Be careful with links and redirects
A less obvious XSS path is allowing javascript: URLs.
Unsafe
const userUrl = item.Link;
anchor.setAttribute("href", userUrl);
If userUrl is javascript:alert(1), that’s game over.
Safe URL validation
function isSafeHttpUrl(value: string): boolean {
try {
const url = new URL(value, window.location.origin);
return url.protocol === "http:" || url.protocol === "https:";
} catch {
return false;
}
}
const userUrl = item.Link;
if (isSafeHttpUrl(userUrl)) {
anchor.setAttribute("href", userUrl);
} else {
anchor.removeAttribute("href");
}
I strongly prefer allowlisting protocols instead of trying to blacklist bad ones.
Content Security Policy helps, but it won’t save sloppy code
CSP is useful in SharePoint-integrated apps and custom pages, especially if you host supporting components yourself. It reduces blast radius when someone misses an encoding bug.
A solid starting point:
Content-Security-Policy:
default-src 'self';
script-src 'self';
object-src 'none';
base-uri 'self';
frame-ancestors 'self' https://*.sharepoint.com;
img-src 'self' data: https:;
style-src 'self' 'unsafe-inline';
connect-src 'self' https://*.sharepoint.com https://graph.microsoft.com;
Real SharePoint deployments often need tuning because of Microsoft 365 endpoints, embedded experiences, and legacy inline styles. If you need a deeper CSP rollout reference, csp-guide.com is useful.
Also, verify your headers from the outside. I usually run a quick check with HeaderTest after changes, because broken CSP and missing framing rules are easier to spot there than by eyeballing config.
SharePoint-specific habits that prevent XSS
These are the habits I’d enforce on any team building on SharePoint:
1. Prefer framework escaping over manual HTML
If React can render it as text, let React do it.
2. Ban raw innerHTML by default
Require a code review exception for it.
3. Treat every list field as untrusted
Even “internal only” lists become attack paths.
4. Sanitize rich text at the boundary
If HTML is allowed, clean it before rendering.
5. Validate URLs before assigning href or src
Allow only http: and https: unless there’s a very specific reason.

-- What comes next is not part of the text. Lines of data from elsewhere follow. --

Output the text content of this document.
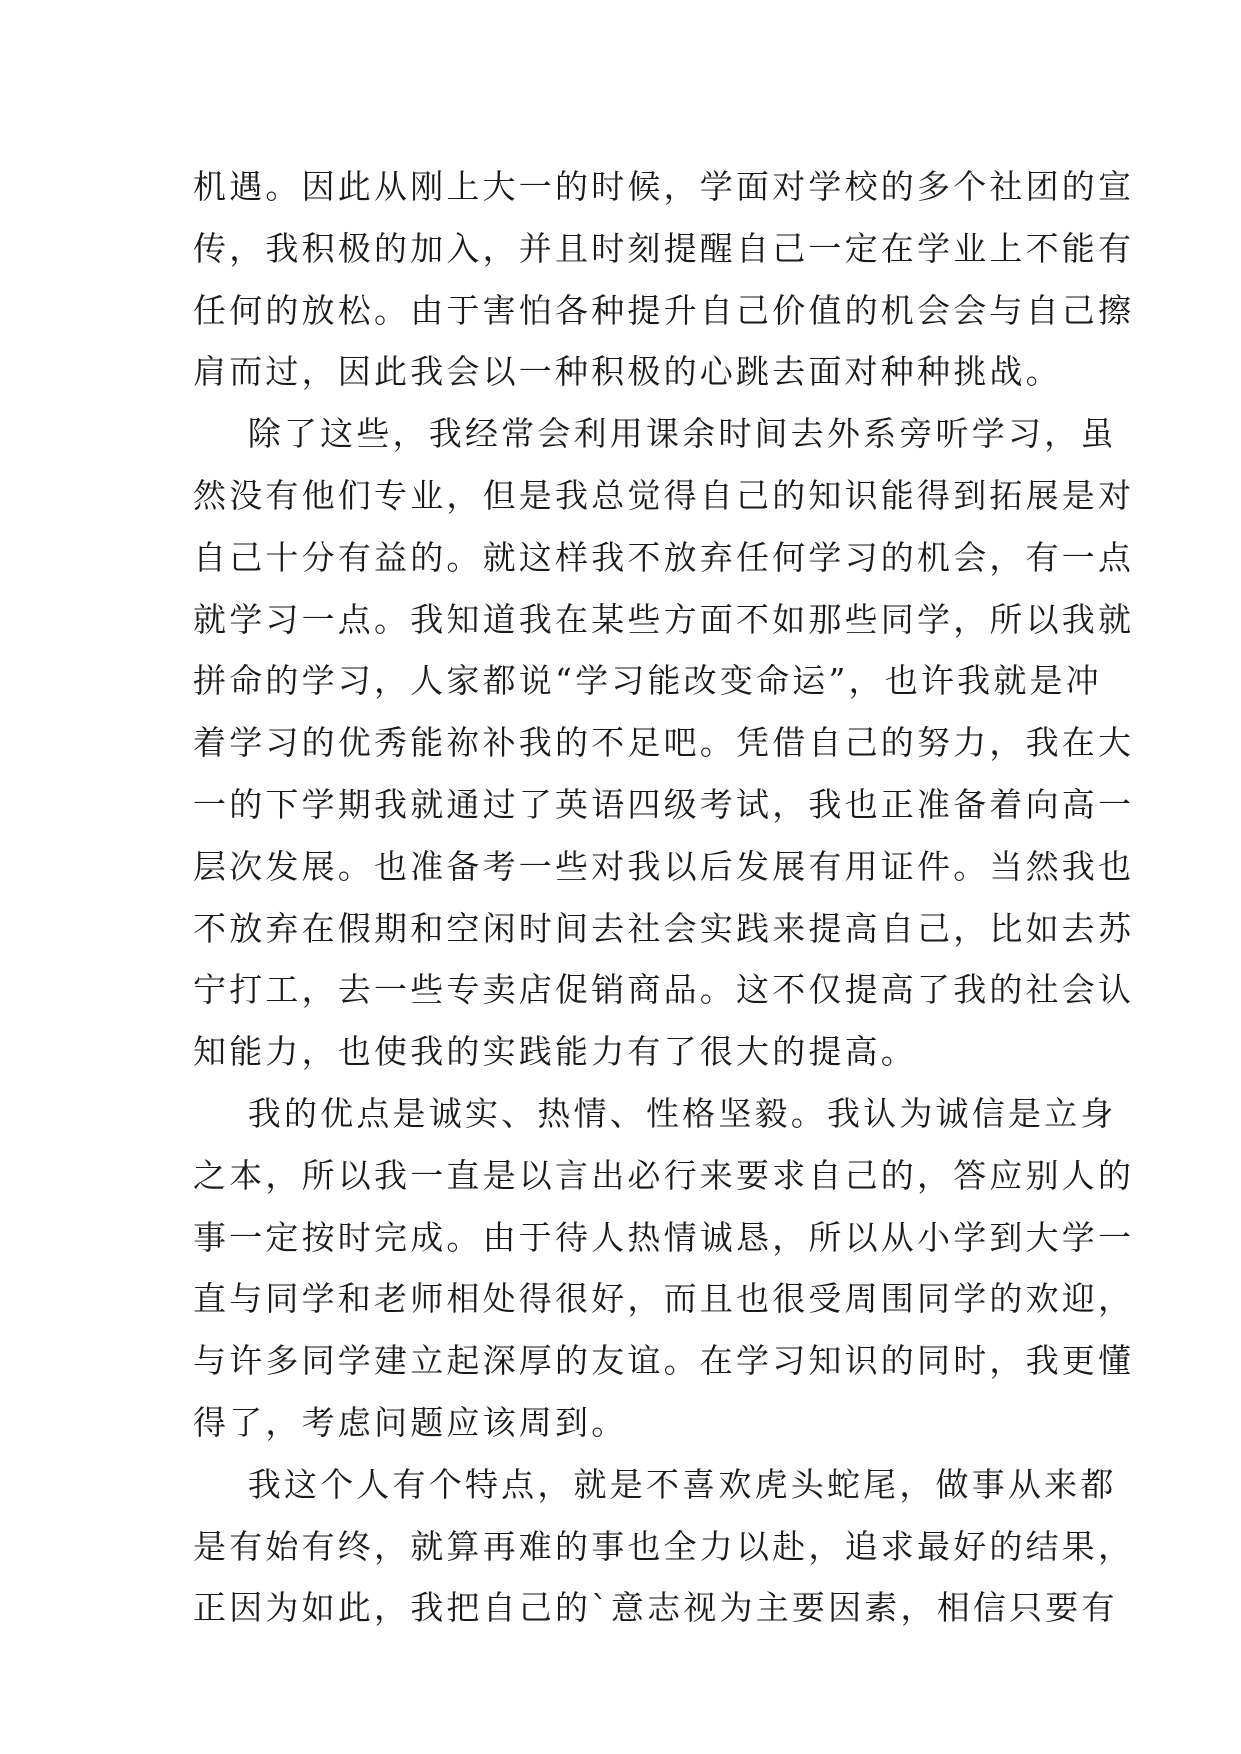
机遇。因此从刚上大一的时候，学面对学校的多个社团的宣
传，我积极的加入，并且时刻提醒自己一定在学业上不能有
任何的放松。由于害怕各种提升自己价值的机会会与自己擦
肩而过，因此我会以一种积极的心跳去面对种种挑战。
除了这些，我经常会利用课余时间去外系旁听学习，虽
然没有他们专业，但是我总觉得自己的知识能得到拓展是对
自己十分有益的。就这样我不放弃任何学习的机会，有一点
就学习一点。我知道我在某些方面不如那些同学，所以我就
拼命的学习，人家都说“学习能改变命运”，也许我就是冲
着学习的优秀能祢补我的不足吧。凭借自己的努力，我在大
一的下学期我就通过了英语四级考试，我也正准备着向高一
层次发展。也准备考一些对我以后发展有用证件。当然我也
不放弃在假期和空闲时间去社会实践来提高自己，比如去苏
宁打工，去一些专卖店促销商品。这不仅提高了我的社会认
知能力，也使我的实践能力有了很大的提高。
我的优点是诚实、热情、性格坚毅。我认为诚信是立身
之本，所以我一直是以言出必行来要求自己的，答应别人的
事一定按时完成。由于待人热情诚恳，所以从小学到大学一
直与同学和老师相处得很好，而且也很受周围同学的欢迎，
与许多同学建立起深厚的友谊。在学习知识的同时，我更懂
得了，考虑问题应该周到。
我这个人有个特点，就是不喜欢虎头蛇尾，做事从来都
是有始有终，就算再难的事也全力以赴，追求最好的结果，
正因为如此，我把自己的`意志视为主要因素，相信只要有
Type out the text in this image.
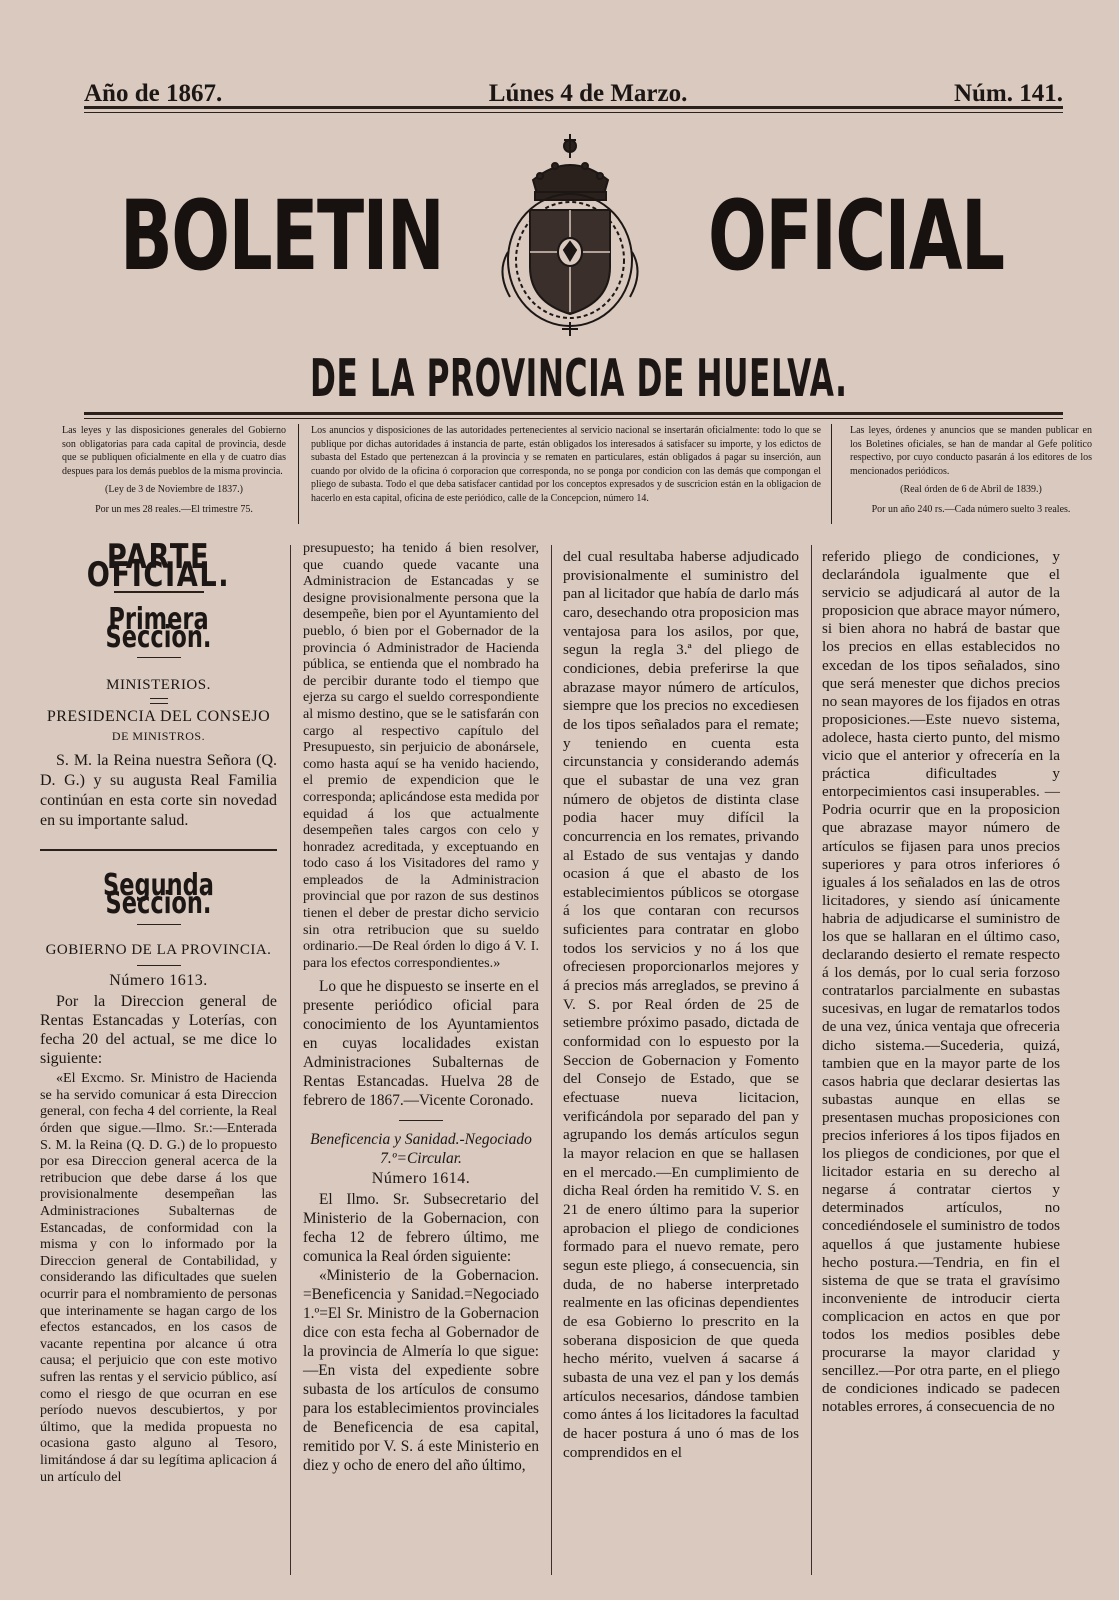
Año de 1867.	Lúnes 4 de Marzo.	Núm. 141.
BOLETIN	OFICIAL
DE LA PROVINCIA DE HUELVA.
Las leyes y las disposiciones generales del Gobierno son obligatorias para cada capital de provincia, desde que se publiquen oficialmente en ella y de cuatro dias despues para los demás pueblos de la misma provincia.
(Ley de 3 de Noviembre de 1837.)
Por un mes 28 reales.—El trimestre 75.
Los anuncios y disposiciones de las autoridades pertenecientes al servicio nacional se insertarán oficialmente: todo lo que se publique por dichas autoridades á instancia de parte, están obligados los interesados á satisfacer su importe, y los edictos de subasta del Estado que pertenezcan á la provincia y se rematen en particulares, están obligados á pagar su inserción, aun cuando por olvido de la oficina ó corporacion que corresponda, no se ponga por condicion con las demás que compongan el pliego de subasta. Todo el que deba satisfacer cantidad por los conceptos expresados y de suscricion están en la obligacion de hacerlo en esta capital, oficina de este periódico, calle de la Concepcion, número 14.
Las leyes, órdenes y anuncios que se manden publicar en los Boletines oficiales, se han de mandar al Gefe político respectivo, por cuyo conducto pasarán á los editores de los mencionados periódicos.
(Real órden de 6 de Abril de 1839.)
Por un año 240 rs.—Cada número suelto 3 reales.
PARTE OFICIAL.
Primera Seccion.
MINISTERIOS.
PRESIDENCIA DEL CONSEJO
DE MINISTROS.

S. M. la Reina nuestra Señora (Q. D. G.) y su augusta Real Familia continúan en esta corte sin novedad en su importante salud.

Segunda Seccion.
GOBIERNO DE LA PROVINCIA.
Número 1613.

Por la Direccion general de Rentas Estancadas y Loterías, con fecha 20 del actual, se me dice lo siguiente:

«El Excmo. Sr. Ministro de Hacienda se ha servido comunicar á esta Direccion general, con fecha 4 del corriente, la Real órden que sigue.—Ilmo. Sr.:—Enterada S. M. la Reina (Q. D. G.) de lo propuesto por esa Direccion general acerca de la retribucion que debe darse á los que provisionalmente desempeñan las Administraciones Subalternas de Estancadas, de conformidad con la misma y con lo informado por la Direccion general de Contabilidad, y considerando las dificultades que suelen ocurrir para el nombramiento de personas que interinamente se hagan cargo de los efectos estancados, en los casos de vacante repentina por alcance ú otra causa; el perjuicio que con este motivo sufren las rentas y el servicio público, así como el riesgo de que ocurran en ese período nuevos descubiertos, y por último, que la medida propuesta no ocasiona gasto alguno al Tesoro, limitándose á dar su legítima aplicacion á un artículo del

presupuesto; ha tenido á bien resolver, que cuando quede vacante una Administracion de Estancadas y se designe provisionalmente persona que la desempeñe, bien por el Ayuntamiento del pueblo, ó bien por el Gobernador de la provincia ó Administrador de Hacienda pública, se entienda que el nombrado ha de percibir durante todo el tiempo que ejerza su cargo el sueldo correspondiente al mismo destino, que se le satisfarán con cargo al respectivo capítulo del Presupuesto, sin perjuicio de abonársele, como hasta aquí se ha venido haciendo, el premio de expendicion que le corresponda; aplicándose esta medida por equidad á los que actualmente desempeñen tales cargos con celo y honradez acreditada, y exceptuando en todo caso á los Visitadores del ramo y empleados de la Administracion provincial que por razon de sus destinos tienen el deber de prestar dicho servicio sin otra retribucion que su sueldo ordinario.—De Real órden lo digo á V. I. para los efectos correspondientes.»

Lo que he dispuesto se inserte en el presente periódico oficial para conocimiento de los Ayuntamientos en cuyas localidades existan Administraciones Subalternas de Rentas Estancadas. Huelva 28 de febrero de 1867.—Vicente Coronado.

Beneficencia y Sanidad.-Negociado 7.º=Circular.

Número 1614.

El Ilmo. Sr. Subsecretario del Ministerio de la Gobernacion, con fecha 12 de febrero último, me comunica la Real órden siguiente:

«Ministerio de la Gobernacion. =Beneficencia y Sanidad.=Negociado 1.º=El Sr. Ministro de la Gobernacion dice con esta fecha al Gobernador de la provincia de Almería lo que sigue:—En vista del expediente sobre subasta de los artículos de consumo para los establecimientos provinciales de Beneficencia de esa capital, remitido por V. S. á este Ministerio en diez y ocho de enero del año último,

del cual resultaba haberse adjudicado provisionalmente el suministro del pan al licitador que había de darlo más caro, desechando otra proposicion mas ventajosa para los asilos, por que, segun la regla 3.ª del pliego de condiciones, debia preferirse la que abrazase mayor número de artículos, siempre que los precios no excediesen de los tipos señalados para el remate; y teniendo en cuenta esta circunstancia y considerando además que el subastar de una vez gran número de objetos de distinta clase podia hacer muy difícil la concurrencia en los remates, privando al Estado de sus ventajas y dando ocasion á que el abasto de los establecimientos públicos se otorgase á los que contaran con recursos suficientes para contratar en globo todos los servicios y no á los que ofreciesen proporcionarlos mejores y á precios más arreglados, se previno á V. S. por Real órden de 25 de setiembre próximo pasado, dictada de conformidad con lo espuesto por la Seccion de Gobernacion y Fomento del Consejo de Estado, que se efectuase nueva licitacion, verificándola por separado del pan y agrupando los demás artículos segun la mayor relacion en que se hallasen en el mercado.—En cumplimiento de dicha Real órden ha remitido V. S. en 21 de enero último para la superior aprobacion el pliego de condiciones formado para el nuevo remate, pero segun este pliego, á consecuencia, sin duda, de no haberse interpretado realmente en las oficinas dependientes de esa Gobierno lo prescrito en la soberana disposicion de que queda hecho mérito, vuelven á sacarse á subasta de una vez el pan y los demás artículos necesarios, dándose tambien como ántes á los licitadores la facultad de hacer postura á uno ó mas de los comprendidos en el

referido pliego de condiciones, y declarándola igualmente que el servicio se adjudicará al autor de la proposicion que abrace mayor número, si bien ahora no habrá de bastar que los precios en ellas establecidos no excedan de los tipos señalados, sino que será menester que dichos precios no sean mayores de los fijados en otras proposiciones.—Este nuevo sistema, adolece, hasta cierto punto, del mismo vicio que el anterior y ofrecería en la práctica dificultades y entorpecimientos casi insuperables. —Podria ocurrir que en la proposicion que abrazase mayor número de artículos se fijasen para unos precios superiores y para otros inferiores ó iguales á los señalados en las de otros licitadores, y siendo así únicamente habria de adjudicarse el suministro de los que se hallaran en el último caso, declarando desierto el remate respecto á los demás, por lo cual seria forzoso contratarlos parcialmente en subastas sucesivas, en lugar de rematarlos todos de una vez, única ventaja que ofreceria dicho sistema.—Sucederia, quizá, tambien que en la mayor parte de los casos habria que declarar desiertas las subastas aunque en ellas se presentasen muchas proposiciones con precios inferiores á los tipos fijados en los pliegos de condiciones, por que el licitador estaria en su derecho al negarse á contratar ciertos y determinados artículos, no concediéndosele el suministro de todos aquellos á que justamente hubiese hecho postura.—Tendria, en fin el sistema de que se trata el gravísimo inconveniente de introducir cierta complicacion en actos en que por todos los medios posibles debe procurarse la mayor claridad y sencillez.—Por otra parte, en el pliego de condiciones indicado se padecen notables errores, á consecuencia de no
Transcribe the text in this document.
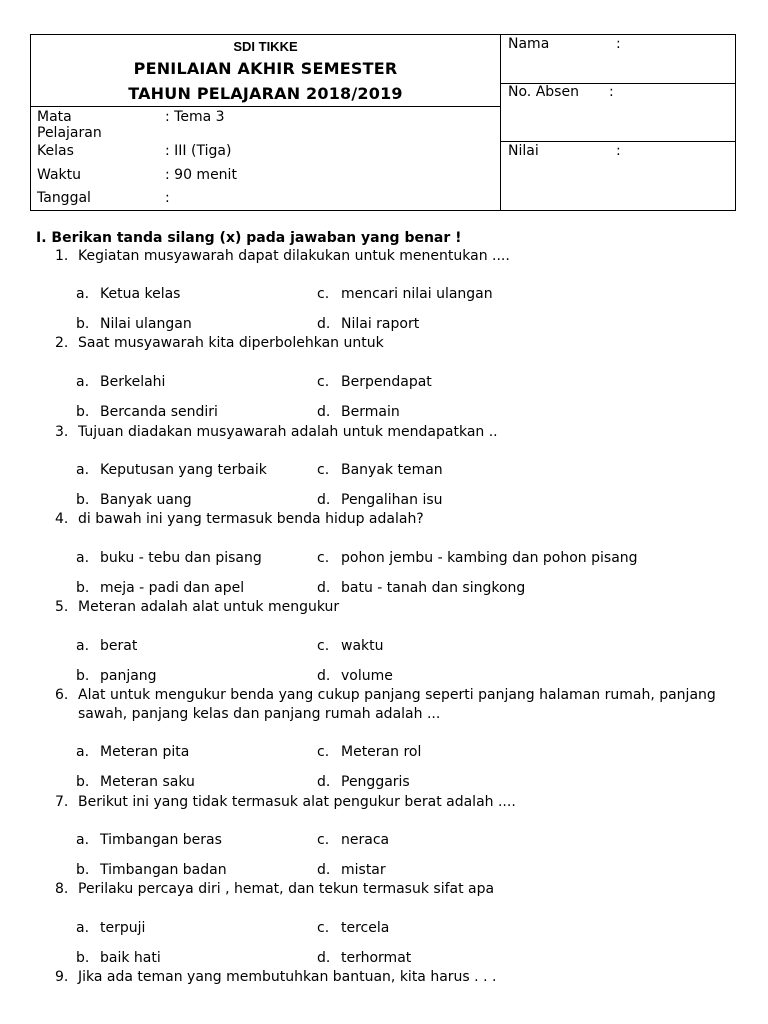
SDI TIKKE
PENILAIAN AKHIR SEMESTER
TAHUN PELAJARAN 2018/2019
Mata Pelajaran
: Tema 3
Kelas	: III (Tiga)
Waktu	: 90 menit
Tanggal	:
Nama	:
No. Absen :
Nilai	:
I. Berikan tanda silang (x) pada jawaban yang benar !
1. Kegiatan musyawarah dapat dilakukan untuk menentukan ....
a. Ketua kelas	c. mencari nilai ulangan
b. Nilai ulangan	d. Nilai raport
2. Saat musyawarah kita diperbolehkan untuk
a. Berkelahi	c. Berpendapat
b. Bercanda sendiri	d. Bermain
3. Tujuan diadakan musyawarah adalah untuk mendapatkan ..
a. Keputusan yang terbaik	c. Banyak teman
b. Banyak uang	d. Pengalihan isu
4. di bawah ini yang termasuk benda hidup adalah?
a. buku - tebu dan pisang	c. pohon jembu - kambing dan pohon pisang
b. meja - padi dan apel	d. batu - tanah dan singkong
5. Meteran adalah alat untuk mengukur
a. berat	c. waktu
b. panjang	d. volume
6. Alat untuk mengukur benda yang cukup panjang seperti panjang halaman rumah, panjang sawah, panjang kelas dan panjang rumah adalah ...
a. Meteran pita	c. Meteran rol
b. Meteran saku	d. Penggaris
7. Berikut ini yang tidak termasuk alat pengukur berat adalah ....
a. Timbangan beras	c. neraca
b. Timbangan badan	d. mistar
8. Perilaku percaya diri , hemat, dan tekun termasuk sifat apa
a. terpuji	c. tercela
b. baik hati	d. terhormat
9. Jika ada teman yang membutuhkan bantuan, kita harus . . .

6. Reduce classic page scripting
If you still rely on Script Editor web parts everywhere, you’re carrying a lot of risk.
7. Add lint rules
Catch dangerous patterns automatically.
Example ESLint idea:
{
"rules": {
"no-unsanitized/property": "error",
"no-unsanitized/method": "error"
}
}
That won’t solve everything, but it catches a surprising amount of nonsense.
Quick review checklist
When I review SharePoint code for XSS, I ask:
- Does any untrusted value reach
innerHTML,.html(), ordangerouslySetInnerHTML? - Are query string values written to the DOM safely?
- Are list fields or REST results treated as attacker-controlled?
- Are rich text fields sanitized before rendering?
- Are links validated against
javascript:or other unsafe schemes? - Is CSP present where we control headers?
- Are classic page customizations still using inline scripts and HTML injection?
If the answer to any of those is bad, I keep digging.
Copy-paste safe utility helpers
These small helpers are worth reusing.
export function setText(el: HTMLElement, value: unknown): void {
el.textContent = String(value ?? "");
}
export function setSafeLink(el: HTMLAnchorElement, value: string): void {
try {
const url = new URL(value, window.location.origin);
if (url.protocol === "http:" || url.protocol === "https:") {
el.href = url.toString();
return;
}
} catch {}
el.removeAttribute("href");
}
import DOMPurify from "dompurify";
export function setSanitizedHtml(el: HTMLElement, dirty: string): void {
el.innerHTML = DOMPurify.sanitize(dirty, {
ALLOWED_TAGS: ["p", "br", "b", "i", "strong", "em", "ul", "ol", "li", "a"],
ALLOWED_ATTR: ["href", "title"]
});
}
SharePoint XSS is rarely exotic. It’s usually just untrusted content ending up in the wrong sink because someone wanted to ship quickly. If you avoid HTML injection by default, sanitize the few places that truly need markup, and validate URLs aggressively, you eliminate most of the real-world bugs I see in SharePoint environments.